Le leggi proseguono sostenendo che Socrate è loro debitore di tutto, dalla sua nascita alla sua formazione educativa, dal momento che sono le leggi a regolare il matrimonio tra coniugi e gli obblighi dei genitori nei confronti dei figli. Inoltre, le leggi hanno concesso a Socrate, come ad ogni altro cittadino, la libertà di spostarsi in un’altra città, con altre leggi, qualora l’ordinamento in vigore ad Atene non fosse stato di suo gradimento. Ma Socrate stesso durante il processo aveva rifiutato la pena prevista dell’esilio (auspicata invece dai suoi avversari politici) preferendo ad essa la morte.

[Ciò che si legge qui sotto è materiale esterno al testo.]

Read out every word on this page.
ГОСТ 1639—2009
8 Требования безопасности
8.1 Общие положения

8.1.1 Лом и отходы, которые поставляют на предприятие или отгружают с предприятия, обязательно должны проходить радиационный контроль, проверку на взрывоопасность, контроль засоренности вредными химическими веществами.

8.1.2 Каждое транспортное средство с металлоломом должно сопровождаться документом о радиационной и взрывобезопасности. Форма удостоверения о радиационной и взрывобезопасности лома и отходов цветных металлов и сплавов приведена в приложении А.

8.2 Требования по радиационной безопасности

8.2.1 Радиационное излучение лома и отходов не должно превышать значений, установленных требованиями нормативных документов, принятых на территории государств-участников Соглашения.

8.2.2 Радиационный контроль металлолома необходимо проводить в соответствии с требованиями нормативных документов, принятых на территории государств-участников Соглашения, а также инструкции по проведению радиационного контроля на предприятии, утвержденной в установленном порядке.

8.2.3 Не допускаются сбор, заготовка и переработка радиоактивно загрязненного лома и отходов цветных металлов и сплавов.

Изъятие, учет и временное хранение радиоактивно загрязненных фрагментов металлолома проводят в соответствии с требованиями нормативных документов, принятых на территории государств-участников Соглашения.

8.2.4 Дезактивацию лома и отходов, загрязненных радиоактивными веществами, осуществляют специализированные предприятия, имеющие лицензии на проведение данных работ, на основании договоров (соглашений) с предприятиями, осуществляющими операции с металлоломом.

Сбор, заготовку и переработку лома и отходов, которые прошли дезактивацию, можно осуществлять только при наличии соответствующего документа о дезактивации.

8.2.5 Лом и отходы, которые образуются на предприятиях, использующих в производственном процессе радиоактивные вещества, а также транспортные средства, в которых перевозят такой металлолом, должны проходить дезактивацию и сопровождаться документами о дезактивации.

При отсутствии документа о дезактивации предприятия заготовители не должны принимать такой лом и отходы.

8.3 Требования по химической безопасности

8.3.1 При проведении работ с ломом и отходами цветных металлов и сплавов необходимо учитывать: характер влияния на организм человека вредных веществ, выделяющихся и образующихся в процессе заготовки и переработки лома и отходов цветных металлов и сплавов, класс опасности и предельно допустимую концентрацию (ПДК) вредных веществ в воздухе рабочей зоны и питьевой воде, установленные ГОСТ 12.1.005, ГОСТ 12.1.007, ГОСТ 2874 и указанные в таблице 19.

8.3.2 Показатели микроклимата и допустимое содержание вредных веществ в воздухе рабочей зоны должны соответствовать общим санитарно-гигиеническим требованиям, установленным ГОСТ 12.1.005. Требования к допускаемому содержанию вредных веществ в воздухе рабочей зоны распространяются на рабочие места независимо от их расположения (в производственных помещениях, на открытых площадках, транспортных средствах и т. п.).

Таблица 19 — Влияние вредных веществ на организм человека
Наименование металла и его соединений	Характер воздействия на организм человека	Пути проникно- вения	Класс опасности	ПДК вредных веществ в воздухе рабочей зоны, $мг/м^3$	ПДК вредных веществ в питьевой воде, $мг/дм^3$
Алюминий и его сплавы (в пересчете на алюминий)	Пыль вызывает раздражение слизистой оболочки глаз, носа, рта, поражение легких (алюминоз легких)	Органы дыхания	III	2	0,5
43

Ma poi, quale sarebbe la sua vita da esule? Se andrà in città regolate da buone leggi, apparirà come un sovvertitore; se invece si recherà in comunità non ben regolate, dovrà uniformarsi a costumi infamanti, che lo umilieranno. Non sarebbe poi per lui un vantaggio portare con sé i figli, che meglio sarebbero allevati, anche in caso di sua morte, dagli amici ad Atene.

L’ultimo invito delle Leggi è dunque di non cedere alla tentazione di ricambiare con un’ingiustizia un’ingiustizia subita, per evitare che gli divengano ostili le grandi leggi dell’Ade. Non lo persuada dunque Critone a fare ciò che propone, più di quanto non possano loro.

Critone, vinto, si arrende: non ha più nulla da contrapporre. Le ultime parole di Socrate sono la serena accettazione di un destino che coincide con la volontà divina.